Et le regard chargé du vieux s’arrêta, par ricochet, sur Barthoud ; les yeux des deux hommes se croisèrent et il sembla y avoir entre les éclairs qui jaillissaient des prunelles étincelantes comme un choc de foudre.

Tranquillement le père Brunel se remit à sa besogne, et, peu après, il paraissait travailler avec une certaine allégresse. La truelle était plus vive, plus rapide, et le mortier semblait couler sur la pierre. Gignac, à côté du vieux, savait poser la pierre qu’il fallait, et c’est pourquoi la maçonnerie avançait, la brèche rapetissait ; bientôt il faudrait dresser un échafaudage pour pouvoir atteindre la partie supérieure de la brèche. Les autres compagnons semblaient travailler aussi avec plus d’entrain ; ils se réjouissaient en eux-mêmes pour avoir entendu l’ordre donné à Barthoud par l’officier supérieur et surtout pour avoir vu tomber des mains du père Brunel l’ignominieuse chaîne. Et puis, quoi ! allait-on enfin rendre justice à des hommes de cœur qu’on voulait asservir ! Nul ne saurait dire le fol espoir qui, à ce moment, agita l’esprit de ces paysans qu’on avait brutalement arrachés à leur terre et à leur foyer. Tous pensaient que, une fois la brèche comblée, ils seraient libérés et renvoyés à leur famille. C’était cet espoir qui stimulait leur effort.

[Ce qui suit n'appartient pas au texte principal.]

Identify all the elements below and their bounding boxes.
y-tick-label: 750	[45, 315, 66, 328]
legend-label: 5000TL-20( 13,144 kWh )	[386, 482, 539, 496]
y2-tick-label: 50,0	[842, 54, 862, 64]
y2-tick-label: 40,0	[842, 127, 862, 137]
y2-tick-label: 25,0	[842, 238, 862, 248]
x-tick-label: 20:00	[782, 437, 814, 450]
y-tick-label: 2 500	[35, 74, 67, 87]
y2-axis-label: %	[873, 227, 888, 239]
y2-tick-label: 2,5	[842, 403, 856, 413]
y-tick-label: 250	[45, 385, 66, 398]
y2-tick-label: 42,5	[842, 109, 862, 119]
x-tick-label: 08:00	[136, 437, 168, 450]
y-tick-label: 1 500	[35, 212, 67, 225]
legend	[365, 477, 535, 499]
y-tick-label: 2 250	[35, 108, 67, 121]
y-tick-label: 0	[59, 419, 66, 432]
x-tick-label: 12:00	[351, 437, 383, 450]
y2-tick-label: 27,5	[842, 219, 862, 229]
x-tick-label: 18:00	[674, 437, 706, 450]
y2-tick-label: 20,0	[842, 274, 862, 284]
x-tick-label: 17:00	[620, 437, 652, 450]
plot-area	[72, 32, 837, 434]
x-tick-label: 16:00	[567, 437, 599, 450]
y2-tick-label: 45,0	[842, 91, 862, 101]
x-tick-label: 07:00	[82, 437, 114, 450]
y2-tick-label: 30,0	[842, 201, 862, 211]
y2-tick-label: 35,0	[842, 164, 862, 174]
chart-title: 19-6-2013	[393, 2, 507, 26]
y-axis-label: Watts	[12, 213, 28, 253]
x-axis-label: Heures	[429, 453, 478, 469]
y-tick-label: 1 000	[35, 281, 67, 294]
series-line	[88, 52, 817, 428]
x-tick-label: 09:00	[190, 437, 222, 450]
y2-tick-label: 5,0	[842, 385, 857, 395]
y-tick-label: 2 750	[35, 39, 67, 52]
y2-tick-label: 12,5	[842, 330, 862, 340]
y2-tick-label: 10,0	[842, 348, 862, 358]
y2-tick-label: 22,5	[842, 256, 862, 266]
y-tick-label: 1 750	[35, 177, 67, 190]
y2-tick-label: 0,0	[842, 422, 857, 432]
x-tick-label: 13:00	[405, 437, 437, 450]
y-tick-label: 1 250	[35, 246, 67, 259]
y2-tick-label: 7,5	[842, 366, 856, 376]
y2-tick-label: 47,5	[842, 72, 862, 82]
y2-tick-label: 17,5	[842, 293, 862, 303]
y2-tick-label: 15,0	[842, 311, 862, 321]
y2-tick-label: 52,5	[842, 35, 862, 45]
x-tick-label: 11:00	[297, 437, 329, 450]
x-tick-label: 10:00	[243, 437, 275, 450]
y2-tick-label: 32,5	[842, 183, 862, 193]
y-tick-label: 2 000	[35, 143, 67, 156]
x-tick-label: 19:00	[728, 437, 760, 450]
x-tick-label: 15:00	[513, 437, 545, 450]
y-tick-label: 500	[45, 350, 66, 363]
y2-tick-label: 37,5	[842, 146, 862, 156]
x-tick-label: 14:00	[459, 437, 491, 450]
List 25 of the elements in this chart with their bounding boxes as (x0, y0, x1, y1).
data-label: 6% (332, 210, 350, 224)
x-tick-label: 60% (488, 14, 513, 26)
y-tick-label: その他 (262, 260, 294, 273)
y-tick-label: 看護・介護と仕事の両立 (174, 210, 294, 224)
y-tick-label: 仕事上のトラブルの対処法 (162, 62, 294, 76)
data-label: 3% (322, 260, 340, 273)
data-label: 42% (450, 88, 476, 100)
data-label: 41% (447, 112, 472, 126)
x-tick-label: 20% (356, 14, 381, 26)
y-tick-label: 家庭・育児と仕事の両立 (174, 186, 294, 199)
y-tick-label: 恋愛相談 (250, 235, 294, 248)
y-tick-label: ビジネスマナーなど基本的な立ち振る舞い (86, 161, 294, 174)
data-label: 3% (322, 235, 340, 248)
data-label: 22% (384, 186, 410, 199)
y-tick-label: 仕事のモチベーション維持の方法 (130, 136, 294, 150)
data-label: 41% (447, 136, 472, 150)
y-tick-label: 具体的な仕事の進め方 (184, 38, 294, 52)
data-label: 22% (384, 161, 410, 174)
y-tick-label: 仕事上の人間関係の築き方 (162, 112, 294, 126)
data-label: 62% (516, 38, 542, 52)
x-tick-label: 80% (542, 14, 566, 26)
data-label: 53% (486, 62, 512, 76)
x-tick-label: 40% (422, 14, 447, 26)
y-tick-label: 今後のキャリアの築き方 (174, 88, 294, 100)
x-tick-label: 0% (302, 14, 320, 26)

Lorsque Barthoud eut fait libérer les mains du père Brunel, les deux officiers s’écartèrent de quelques pas en signifiant au lieutenant de les suivre. Puis, là, celui qui portait des galons de colonel proféra à voix plutôt basse et sur un ton sévère ces paroles :

— Lieutenant, il semble qu’il y ait une mauvaise note contre vous… N’avez-vous pas laissé un homme s’échapper du cachot où vous l’aviez vous-même fait enfermer ?

Barthoud eut grand’peine à résister au coup que cette question lui porta au cœur.

— Messieurs, répondit-il d’une voix qui n’était pas du tout rassurée, je vous assure que je n’ai pas laissé l’homme s’échapper, c’est à mon insu et à ma plus grande stupeur qu’il a réussi à se tirer de là.

— Rien, en effet, n’est plus stupéfiant, sourit le colonel ; car nous sommes allés visiter le cachot et, ma foi, je ne pourrais croire qu’un homme qui y fût cadenassé eût assez de génie pour en sortir, à moins toutefois, que cet homme, ne pût mettre en jeu quelque sortilège.

— Mais il n’est pas sorti de là par son génie ou un sortilège quelconque, interrompit Barthoud.

— Je sais bien, puisque nous avons pu constater que le cadenas a été coupé à l’aide d’une lime, ce qui me porte à penser qu’une personne charitable est venue du dehors porter secours à votre prisonnier. Et dites-moi, savez-vous qui fut l’auteur de cette besogne ?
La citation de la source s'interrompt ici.